You may have noticed that your tablets, phones, and other devices charge faster and last longer, nowadays. That’s because fast charging has become ubiquitous in the latest generation of handheld gadgets. Could even more-improved fast charging technology be applied to electric vehicles than what currently exists? Well, maybe.
A few obstacles stand in the way of making rechargeable battery-powered electric vehicles widely accessible and desirable to riders. One is size. Smaller, in the case of batteries like this, is definitely better. Unfortunately, producing smaller lithium-ion batteries the standard way makes them more unstable and prone to short-circuiting.

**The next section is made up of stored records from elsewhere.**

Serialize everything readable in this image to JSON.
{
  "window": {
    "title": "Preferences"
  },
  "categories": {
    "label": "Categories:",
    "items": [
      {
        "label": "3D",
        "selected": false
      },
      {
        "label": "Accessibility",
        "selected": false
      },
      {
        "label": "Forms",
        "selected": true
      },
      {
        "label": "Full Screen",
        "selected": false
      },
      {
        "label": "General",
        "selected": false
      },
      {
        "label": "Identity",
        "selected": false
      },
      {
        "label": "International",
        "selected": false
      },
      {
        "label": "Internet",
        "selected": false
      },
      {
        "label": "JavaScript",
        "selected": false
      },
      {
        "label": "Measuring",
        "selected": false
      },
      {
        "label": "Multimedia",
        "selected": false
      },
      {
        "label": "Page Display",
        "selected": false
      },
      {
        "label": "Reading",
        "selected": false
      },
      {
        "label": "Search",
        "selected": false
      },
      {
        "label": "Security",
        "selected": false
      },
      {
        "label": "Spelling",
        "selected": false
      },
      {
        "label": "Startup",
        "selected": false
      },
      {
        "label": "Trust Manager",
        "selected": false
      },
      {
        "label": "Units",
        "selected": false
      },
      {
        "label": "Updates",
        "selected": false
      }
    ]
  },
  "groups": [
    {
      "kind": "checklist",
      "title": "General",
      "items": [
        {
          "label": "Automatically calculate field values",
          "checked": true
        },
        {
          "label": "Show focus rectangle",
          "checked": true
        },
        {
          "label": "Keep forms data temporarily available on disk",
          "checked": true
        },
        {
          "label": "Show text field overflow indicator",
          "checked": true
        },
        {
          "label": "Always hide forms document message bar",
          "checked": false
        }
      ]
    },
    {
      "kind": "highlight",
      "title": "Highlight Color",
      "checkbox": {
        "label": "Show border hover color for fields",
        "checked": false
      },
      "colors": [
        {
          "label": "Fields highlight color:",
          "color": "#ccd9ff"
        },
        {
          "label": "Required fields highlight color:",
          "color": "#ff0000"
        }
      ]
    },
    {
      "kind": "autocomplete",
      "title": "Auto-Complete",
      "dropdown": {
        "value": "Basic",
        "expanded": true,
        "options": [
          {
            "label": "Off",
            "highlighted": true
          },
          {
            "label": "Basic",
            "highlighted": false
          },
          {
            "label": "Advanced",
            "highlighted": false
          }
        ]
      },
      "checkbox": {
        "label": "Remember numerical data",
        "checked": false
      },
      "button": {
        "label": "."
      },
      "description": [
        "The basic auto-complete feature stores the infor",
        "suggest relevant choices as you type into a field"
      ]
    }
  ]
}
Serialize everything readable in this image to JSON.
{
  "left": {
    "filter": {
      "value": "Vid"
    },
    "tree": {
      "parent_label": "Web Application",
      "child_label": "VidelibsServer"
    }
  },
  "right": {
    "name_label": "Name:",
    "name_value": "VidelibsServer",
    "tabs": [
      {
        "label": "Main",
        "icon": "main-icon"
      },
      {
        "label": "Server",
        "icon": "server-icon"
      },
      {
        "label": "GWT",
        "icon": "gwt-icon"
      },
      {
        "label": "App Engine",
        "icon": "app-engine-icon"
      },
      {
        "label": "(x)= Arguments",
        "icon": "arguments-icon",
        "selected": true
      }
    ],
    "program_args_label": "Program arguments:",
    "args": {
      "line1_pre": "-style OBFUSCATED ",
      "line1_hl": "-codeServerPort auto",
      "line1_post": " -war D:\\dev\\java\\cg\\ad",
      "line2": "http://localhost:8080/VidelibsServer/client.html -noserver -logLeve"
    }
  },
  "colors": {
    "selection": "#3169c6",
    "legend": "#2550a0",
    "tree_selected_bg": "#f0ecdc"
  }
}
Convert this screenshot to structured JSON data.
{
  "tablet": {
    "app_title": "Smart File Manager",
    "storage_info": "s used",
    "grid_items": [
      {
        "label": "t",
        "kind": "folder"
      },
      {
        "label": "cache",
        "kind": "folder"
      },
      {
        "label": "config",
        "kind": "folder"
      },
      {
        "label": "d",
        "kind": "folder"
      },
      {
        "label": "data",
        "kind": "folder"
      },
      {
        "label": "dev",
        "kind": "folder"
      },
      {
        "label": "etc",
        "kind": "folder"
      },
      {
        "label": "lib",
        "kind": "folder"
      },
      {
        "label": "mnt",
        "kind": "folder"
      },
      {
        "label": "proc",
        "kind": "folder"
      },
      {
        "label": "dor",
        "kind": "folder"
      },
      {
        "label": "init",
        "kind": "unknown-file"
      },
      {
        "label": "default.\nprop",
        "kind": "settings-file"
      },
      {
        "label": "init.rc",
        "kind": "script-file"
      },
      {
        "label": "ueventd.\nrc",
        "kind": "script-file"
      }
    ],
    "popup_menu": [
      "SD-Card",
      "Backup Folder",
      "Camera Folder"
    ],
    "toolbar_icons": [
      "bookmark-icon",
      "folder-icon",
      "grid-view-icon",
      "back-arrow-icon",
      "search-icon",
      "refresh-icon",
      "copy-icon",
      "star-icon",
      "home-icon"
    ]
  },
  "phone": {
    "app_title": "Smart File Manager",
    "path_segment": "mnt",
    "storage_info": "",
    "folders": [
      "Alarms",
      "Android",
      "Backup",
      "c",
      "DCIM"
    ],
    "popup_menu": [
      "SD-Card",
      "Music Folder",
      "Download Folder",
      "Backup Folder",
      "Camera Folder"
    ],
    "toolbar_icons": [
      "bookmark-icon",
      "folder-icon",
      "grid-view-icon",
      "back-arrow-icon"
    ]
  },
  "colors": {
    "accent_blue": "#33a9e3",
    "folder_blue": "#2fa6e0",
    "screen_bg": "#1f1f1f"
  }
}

In 2018, researchers at Washington University in St. Louis, Missouri, explained that at certain temperatures, lithium metal plating within the batteries can grow finger-like projections. These are commonly called ‘dendrites’ in research circles. To make matters more complicated, different currents produce different shapes of dendrites.
All of their shapes can be bad when they result in short circuits and ruined batteries—but previously, researchers believed this was a multi-pronged problem that required multiple approaches to fight.
The cool thing about releasing research papers into the wild, though, is that other research teams can take what you’ve learned and build on it. Fresh eyes and fresh research keeps pushing all of this forward. This is where the research team at Penn State comes into play.
In a paper published in the October 30, 2019 issue of the scientific journal Joule, the Penn State team documented what they believe is a possible answer to this rather significant problem. That answer, they believe, is asymmetric charge and discharge temperatures.
According to the team’s research, this completely prevents the growth of those troublesome dendrites. That, in itself, is a major accomplishment, but it gets even better. The team demonstrated that by using this system, it was able to perform extreme fast charging (XFC) on lithium-ion batteries. By their estimate, this would make adding a 200-mile range to a battery with just 10 minutes of charging time totally within the realm of possibility.
It’s here that I must caution that this is still very much in the research phase. Others have to be able to replicate this team’s findings, and further research has to be done before this is anywhere near close to being ready for production.
Still, it’s exciting stuff, and we can’t wait to see where it goes next. If this team’s findings can be replicated consistently, they may just have solved one of the biggest impediments to mass battery-electric vehicle adoption. Electric motorcycles, scooters, cars, and even kick-scooters could all reap the benefits.